Ghost Chocolate Cups | Recipe Hub

 Ghost Chocolate Cups

Creating ghost chocolate cups is a fun and festive way to celebrate Halloween. Here's a simple recipe to make these spooky treats:

Ingredients:

  • 10 ounces (about 280g) white chocolate, chopped (or white chocolate melting wafers)
  • 4 ounces (about 115g) dark chocolate, chopped (or dark chocolate melting wafers)
  • Small balloons or silicone cupcake molds
  • Edible candy eyes or black icing for decoration
  • Optional: Halloween-themed sprinkles or decorations

Instructions:

  1. Prepare the Balloons or Molds:

    • If using balloons, blow them up to a small size (about the size of a cupcake). If using silicone cupcake molds, have them ready on a baking sheet.
  2. Melt the White Chocolate:

    • In a microwave-safe bowl or using a double boiler, melt the white chocolate until smooth. Stir frequently to ensure even melting.
  3. Dip Balloons or Line Molds:

    • For balloons: Hold each balloon by the knot and dip it into the melted white chocolate, swirling it around to coat the bottom half or more. Lift the balloon and let any excess chocolate drip off.
    • For molds: Spoon the melted white chocolate into each silicone mold, using a spoon or pastry brush to coat the sides evenly.
  4. Set Chocolate:

    • Place the dipped balloons or filled molds on a parchment-lined baking sheet. Let the chocolate set at room temperature or place in the refrigerator for about 15-20 minutes until firm.
  5. Prepare Dark Chocolate:

    • While the white chocolate is setting, melt the dark chocolate in a separate bowl using the same method.
  6. Add Ghost Faces:

    • Once the white chocolate is set, use the melted dark chocolate to create ghost faces. You can use a small piping bag or a toothpick to draw eyes and mouths on the white chocolate cups. Alternatively, you can attach edible candy eyes using a dab of dark chocolate as glue.
  7. Remove Balloons or Cups:

    • If using balloons, carefully pop each balloon with a pin or sharp knife and gently peel it away from the chocolate cup.
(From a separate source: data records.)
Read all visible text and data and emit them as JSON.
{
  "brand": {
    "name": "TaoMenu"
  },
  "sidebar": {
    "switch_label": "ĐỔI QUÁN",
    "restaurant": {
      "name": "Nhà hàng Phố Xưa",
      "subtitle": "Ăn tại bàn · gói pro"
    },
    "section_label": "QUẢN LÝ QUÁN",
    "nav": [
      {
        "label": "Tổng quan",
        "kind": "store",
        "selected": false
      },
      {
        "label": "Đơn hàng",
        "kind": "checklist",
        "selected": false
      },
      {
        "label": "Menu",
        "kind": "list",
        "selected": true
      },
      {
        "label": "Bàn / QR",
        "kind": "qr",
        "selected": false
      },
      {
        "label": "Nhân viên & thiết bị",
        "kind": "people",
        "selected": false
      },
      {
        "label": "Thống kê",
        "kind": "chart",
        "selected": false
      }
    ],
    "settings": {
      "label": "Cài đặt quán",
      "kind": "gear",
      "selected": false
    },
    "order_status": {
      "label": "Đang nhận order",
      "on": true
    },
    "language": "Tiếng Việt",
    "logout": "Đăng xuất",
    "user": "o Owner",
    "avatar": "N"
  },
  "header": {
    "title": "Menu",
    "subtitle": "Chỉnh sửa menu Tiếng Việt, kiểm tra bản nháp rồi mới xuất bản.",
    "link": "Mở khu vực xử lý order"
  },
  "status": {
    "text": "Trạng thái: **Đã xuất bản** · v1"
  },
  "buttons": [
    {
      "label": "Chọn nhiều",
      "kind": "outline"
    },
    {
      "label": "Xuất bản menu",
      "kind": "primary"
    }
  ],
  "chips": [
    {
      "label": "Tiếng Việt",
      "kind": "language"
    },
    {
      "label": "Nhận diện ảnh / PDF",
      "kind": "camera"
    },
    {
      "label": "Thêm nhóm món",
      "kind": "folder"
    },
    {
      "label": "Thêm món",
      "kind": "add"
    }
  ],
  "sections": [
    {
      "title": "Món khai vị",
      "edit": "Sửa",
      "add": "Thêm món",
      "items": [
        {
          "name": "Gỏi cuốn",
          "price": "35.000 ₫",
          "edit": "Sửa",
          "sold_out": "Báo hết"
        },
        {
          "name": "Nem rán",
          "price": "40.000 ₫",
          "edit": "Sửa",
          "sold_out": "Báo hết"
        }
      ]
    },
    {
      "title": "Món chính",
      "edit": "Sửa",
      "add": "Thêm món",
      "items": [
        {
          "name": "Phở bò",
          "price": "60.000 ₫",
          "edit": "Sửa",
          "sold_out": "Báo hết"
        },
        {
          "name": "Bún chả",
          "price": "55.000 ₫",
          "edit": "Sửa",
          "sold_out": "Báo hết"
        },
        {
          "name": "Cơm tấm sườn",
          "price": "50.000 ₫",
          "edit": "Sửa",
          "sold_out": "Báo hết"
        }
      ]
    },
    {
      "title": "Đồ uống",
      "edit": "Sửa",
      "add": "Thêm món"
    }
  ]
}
If using silicone molds, gently pop the chocolate cups out of the molds.
  8. Optional Decorations:

    • Add any additional Halloween-themed sprinkles or decorations as desired.
  9. Serve:

    • Fill the ghost chocolate cups with treats like candy, mousse, or pudding, or enjoy them on their own.

Tips:

  • Handling Chocolate: Be careful when handling the chocolate cups to avoid cracking or breaking them.
  • Decorations: Get creative with the faces and decorations to make a variety of spooky ghost expressions.
  • Storage: Store the ghost chocolate cups in an airtight container in a cool place until ready to use. Avoid direct sunlight or warm areas to prevent melting.

Enjoy making and sharing these fun and festive ghost chocolate cups for Halloween or any spooky occasion!